While those earning up to £40,000 and making minimum pension contributions are unlikely to be affected, higher earners will feel the pinch. Financial services firm Fidelity provided a stark illustration: someone earning £105,000 sacrificing £10,000 to stay below the £100,000 tax threshold would now face an extra £160 in annual NI, with their employer paying an additional £1,200.

Experts sound the alarm on pension black holes

The financial industry reacted with alarm ahead of the budget.

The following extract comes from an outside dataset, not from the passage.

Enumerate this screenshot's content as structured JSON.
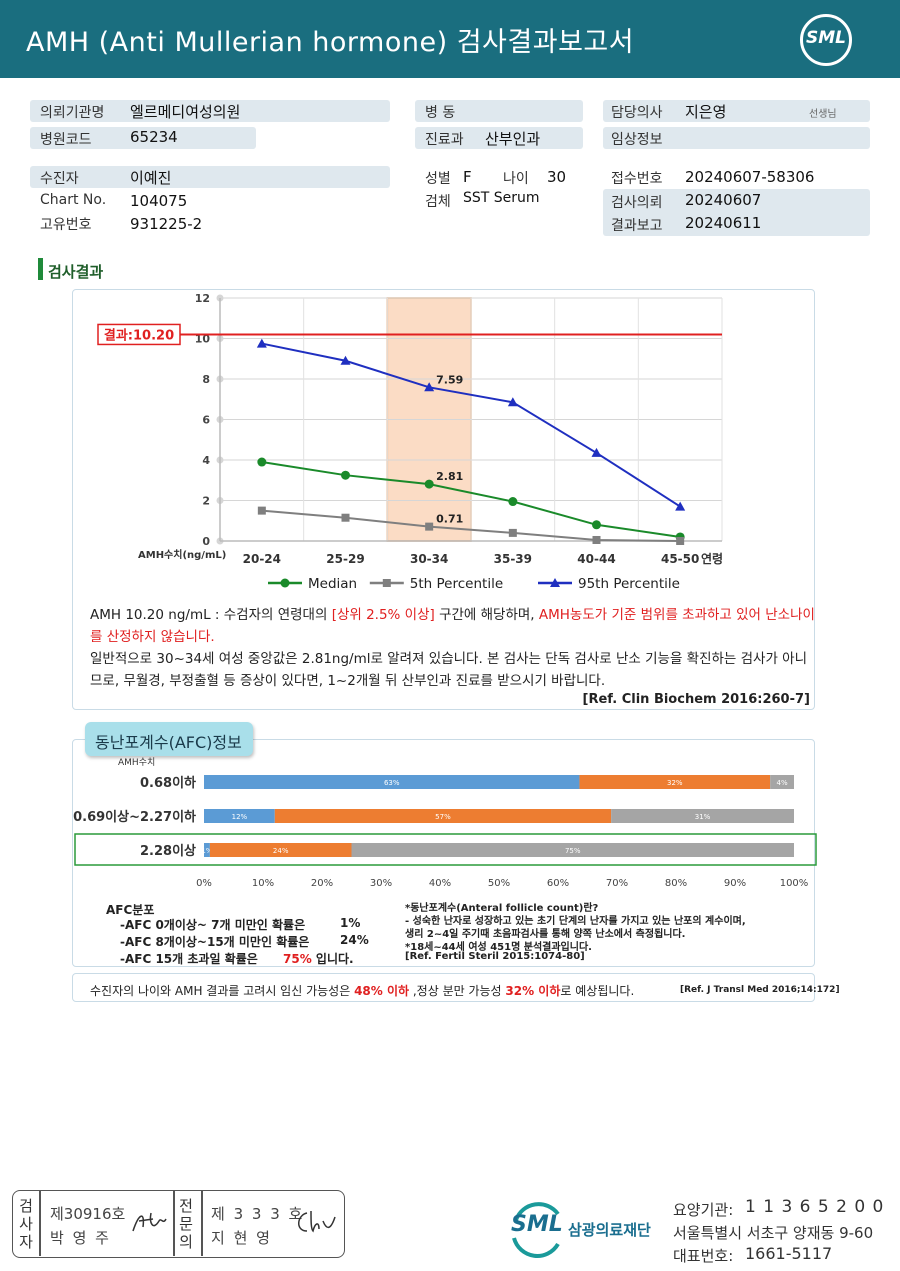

The Association of British Insurers and major pension providers had urged the government to reconsider, cautioning that the next generation of retirees is already at risk of being poorer than today's pensioners.

Yvonne Braun, director of policy for long-term savings at the ABI, stated that capping salary sacrifice would mean "speedwalking into a retirement crisis." Analysis from AJ Bell conducted before the announcement quantified the potential damage: a 35-year-old earning £50,000 could see a £22,060 shortfall in their pension by age 65. This black hole escalates to over £37,000 for someone on £75,000 and nearly £50,000 for a £100,000 earner.

Money Clinic podcast host Claer Barrett had warned her followers that the move would be particularly damaging for working parents navigating "horrible cliff edges in the tax system" and would "decimate" younger workers' prospects for a decent retirement.

Three steps to protect your finances now

In light of the changes, financial experts recommend taking proactive steps to safeguard your retirement savings.

Andrew Prosser, head of investments at InvestEngine, suggests employees should:

  1. Review workplace pensions and maximise employer contributions wherever possible.
  2. Consider topping up pensions using any remaining annual allowance.
  3. Coordinate allowances with a spouse or civil partner to shelter more income from tax.

This budget decision marks a significant shift in the UK's savings landscape, placing a greater burden on individuals to actively manage their financial futures in the face of changing fiscal policy.